Pentagon official dismisses claim that they were in custody

Jan. 9 — In what would be a setback for the U.S. initiative to wipe out terrorists and their supporters in Afghanistan, some Taliban officials were reportedly freed this week after cutting deals with officials of Afghanistan’s new government. But a senior Pentagon official Wednesday questioned the veracity of the claims that senior Taliban officials were ever in custody, the Wall Street Journal reported on its Web site.

“I DON’T HAVE a whit of confidence that there was any aspect of that story that was ever true,” the Journal quoted the unnamed Pentagon official as saying. “I don’t think anybody surrendered; I don’t think anybody had custody of anybody; so I don’t think anybody was released by anybody.”

Among those reportedly released — apparently before the United States could question them — were two senior ministers from the fundamentalist, and often harsh, Islamic regime.

Officials in Kandahar said that among the men let go was Nooruddin Turabi — the one-eyed, one-legged justice minister responsible for some of the Taliban’s most repressive edicts, particularly those affecting women.

He also established the feared religious police, who roamed the streets beating women they considered not to be properly covered, as well as men who trimmed their beards or cut their hair in violation of Turabi’s interpretation of Islam.

The Kandahar officials initially said the former regime’s defense minister had also been arrested and freed. But Yousaf Pashtoon, an aide to the Kandahar governor, said Wednesday that the arrested man was actually a former Taliban military commander with the same name.

Pashtoon said the men were released under a general amnesty agreement because they had voluntarily surrendered and had not been charged with a specific crime. He stressed that the amnesty agreement under which they were released would not apply to the Taliban’s leader, Mullah Mohammed Omar, if he were captured.

Foreign Ministry spokesman Omar Samad said the interim Afghan government was investigating whether or not the releases were appropriate.

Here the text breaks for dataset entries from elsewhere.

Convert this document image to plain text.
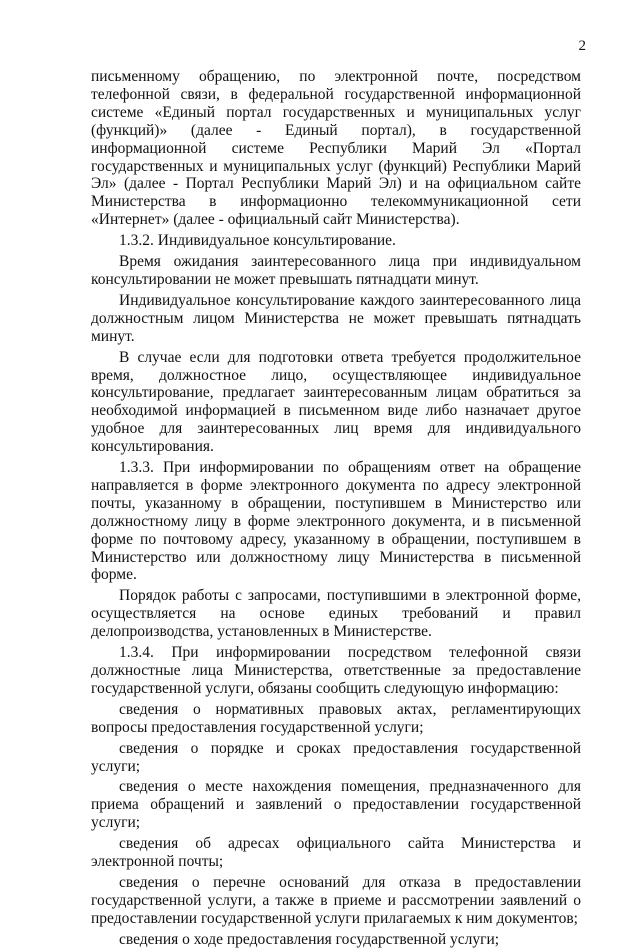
2

письменному обращению, по электронной почте, посредством телефонной связи, в федеральной государственной информационной системе «Единый портал государственных и муниципальных услуг (функций)» (далее - Единый портал), в государственной информационной системе Республики Марий Эл «Портал государственных и муниципальных услуг (функций) Республики Марий Эл» (далее - Портал Республики Марий Эл) и на официальном сайте Министерства в информационно телекоммуникационной сети «Интернет» (далее - официальный сайт Министерства).

1.3.2. Индивидуальное консультирование.

Время ожидания заинтересованного лица при индивидуальном консультировании не может превышать пятнадцати минут.

Индивидуальное консультирование каждого заинтересованного лица должностным лицом Министерства не может превышать пятнадцать минут.

В случае если для подготовки ответа требуется продолжительное время, должностное лицо, осуществляющее индивидуальное консультирование, предлагает заинтересованным лицам обратиться за необходимой информацией в письменном виде либо назначает другое удобное для заинтересованных лиц время для индивидуального консультирования.

1.3.3. При информировании по обращениям ответ на обращение направляется в форме электронного документа по адресу электронной почты, указанному в обращении, поступившем в Министерство или должностному лицу в форме электронного документа, и в письменной форме по почтовому адресу, указанному в обращении, поступившем в Министерство или должностному лицу Министерства в письменной форме.

Порядок работы с запросами, поступившими в электронной форме, осуществляется на основе единых требований и правил делопроизводства, установленных в Министерстве.

1.3.4. При информировании посредством телефонной связи должностные лица Министерства, ответственные за предоставление государственной услуги, обязаны сообщить следующую информацию:

сведения о нормативных правовых актах, регламентирующих вопросы предоставления государственной услуги;

сведения о порядке и сроках предоставления государственной услуги;

сведения о месте нахождения помещения, предназначенного для приема обращений и заявлений о предоставлении государственной услуги;

сведения об адресах официального сайта Министерства и электронной почты;

сведения о перечне оснований для отказа в предоставлении государственной услуги, а также в приеме и рассмотрении заявлений о предоставлении государственной услуги прилагаемых к ним документов;

сведения о ходе предоставления государственной услуги;
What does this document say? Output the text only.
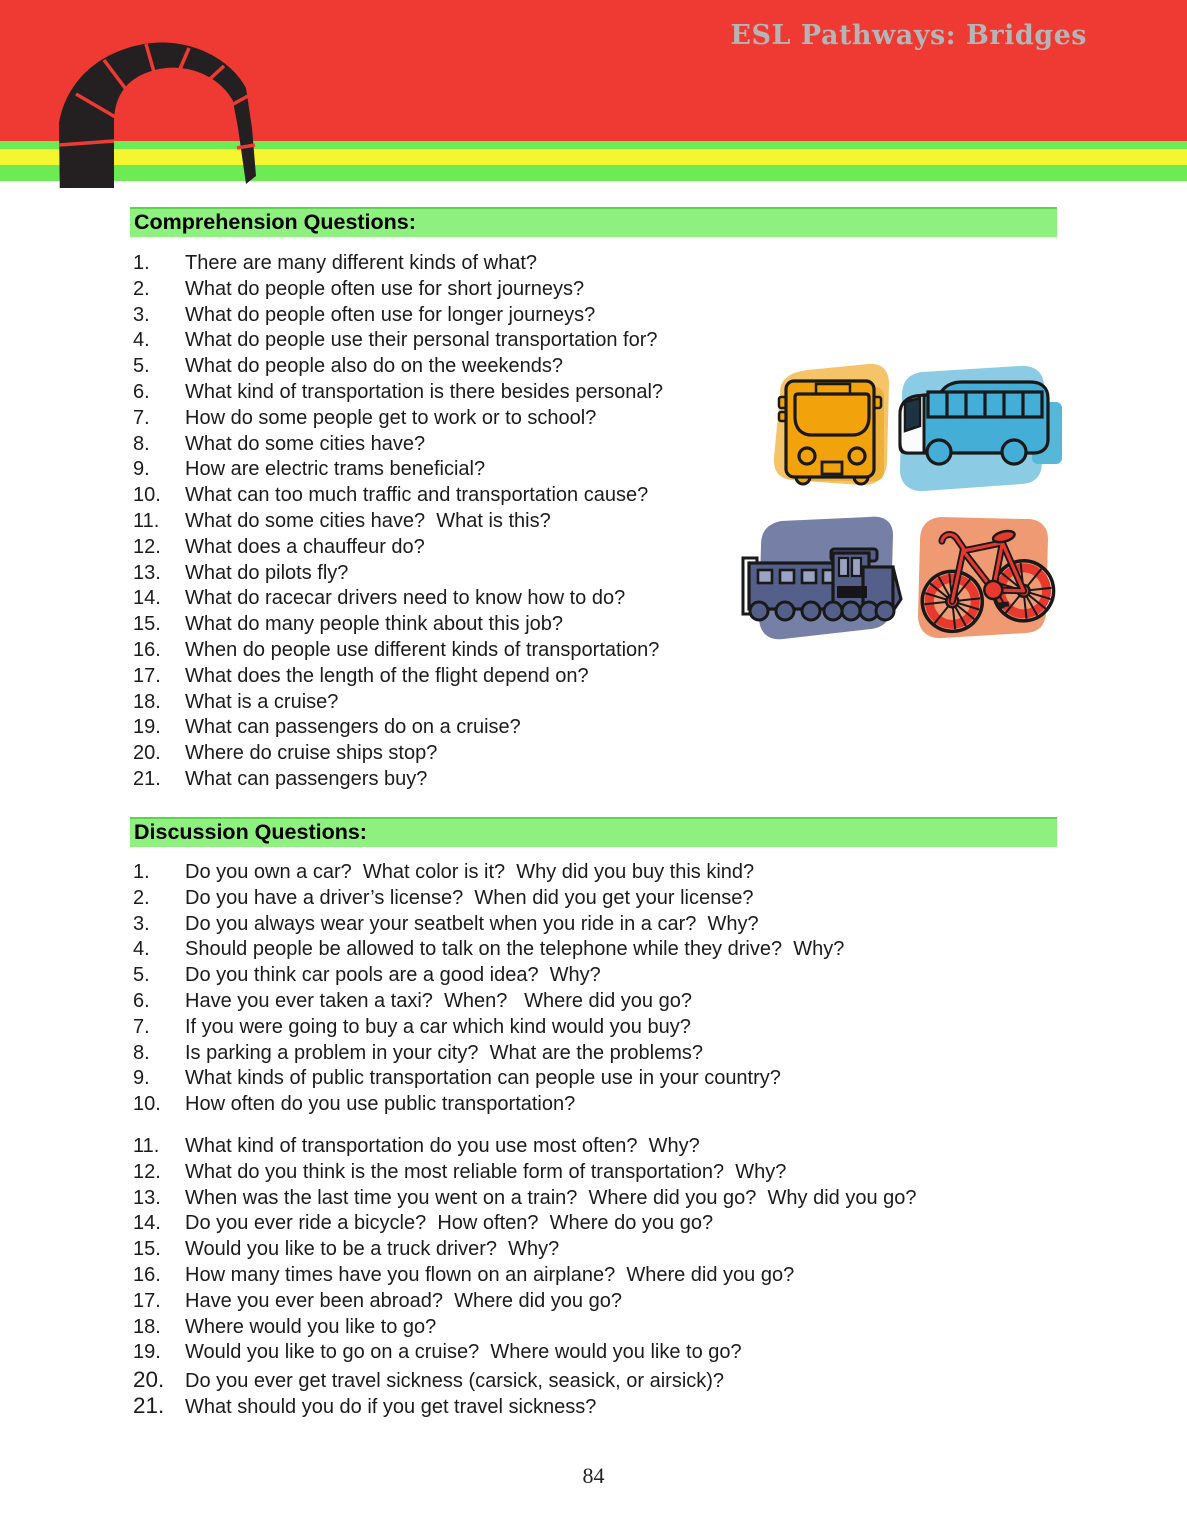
ESL Pathways: Bridges
Comprehension Questions:
1.	There are many different kinds of what?
2.	What do people often use for short journeys?
3.	What do people often use for longer journeys?
4.	What do people use their personal transportation for?
5.	What do people also do on the weekends?
6.	What kind of transportation is there besides personal?
7.	How do some people get to work or to school?
8.	What do some cities have?
9.	How are electric trams beneficial?
10.	What can too much traffic and transportation cause?
11.	What do some cities have?  What is this?
12.	What does a chauffeur do?
13.	What do pilots fly?
14.	What do racecar drivers need to know how to do?
15.	What do many people think about this job?
16.	When do people use different kinds of transportation?
17.	What does the length of the flight depend on?
18.	What is a cruise?
19.	What can passengers do on a cruise?
20.	Where do cruise ships stop?
21.	What can passengers buy?
Discussion Questions:
1.	Do you own a car?  What color is it?  Why did you buy this kind?
2.	Do you have a driver’s license?  When did you get your license?
3.	Do you always wear your seatbelt when you ride in a car?  Why?
4.	Should people be allowed to talk on the telephone while they drive?  Why?
5.	Do you think car pools are a good idea?  Why?
6.	Have you ever taken a taxi?  When?   Where did you go?
7.	If you were going to buy a car which kind would you buy?
8.	Is parking a problem in your city?  What are the problems?
9.	What kinds of public transportation can people use in your country?
10.	How often do you use public transportation?
11.	What kind of transportation do you use most often?  Why?
12.	What do you think is the most reliable form of transportation?  Why?
13.	When was the last time you went on a train?  Where did you go?  Why did you go?
14.	Do you ever ride a bicycle?  How often?  Where do you go?
15.	Would you like to be a truck driver?  Why?
16.	How many times have you flown on an airplane?  Where did you go?
17.	Have you ever been abroad?  Where did you go?
18.	Where would you like to go?
19.	Would you like to go on a cruise?  Where would you like to go?
20.	Do you ever get travel sickness (carsick, seasick, or airsick)?
21.	What should you do if you get travel sickness?
84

U.S. officials expressed disappointment at the ministers’ release.

“I’m sure we’ll be looking into this matter further,” State Department spokesman Richard Boucher told reporters Wednesday. “These people ought to be in custody ... on the basis of their support for al-Qaida and the terrorists that have operated in Afghanistan.”

Jalal Khan, a close associate of Kandahar provincial Gov. Gul Agha, said the men were freed in part because they had satisfied officials in the Kandahar government that they recognized the legitimacy of the new interim administration.

“They will not be handed over to America,” Khan said in an interview with the Saudi-based newspaper Arab News. “However, they will not participate in politics.”

Pentagon officials said they did not know why Agha and his subordinates would concoct a story such as that of the detained-and-then-released Taliban officials, the Journal reported.
Pashtoon said Tuesday that a former ambassador to Pakistan, Mullah Haqani, had also surrendered, but he did not say whether he, too, had been freed. An Afghan tribal commander said, meanwhile, that the head of the hard-line militia’s information department and one of its senior spokesmen, Abdul Hayee Motmain, had been detained and handed over to U.S. forces.

U.S. forces in Afghanistan had 368 Taliban and al-Qaida fighters in custody, the Pentagon said Wednesday. Some are expected to be flown this week to the U.S. naval base at Guantanamo Bay, Cuba, where the military is preparing a maximum-security detention facility.

Prime Minister Hamid Karzai ordered all armed men to leave Kabul’s streets and return to their barracks within three days or be put in jail, Interior Minister Younus Qanooni said Wednesday.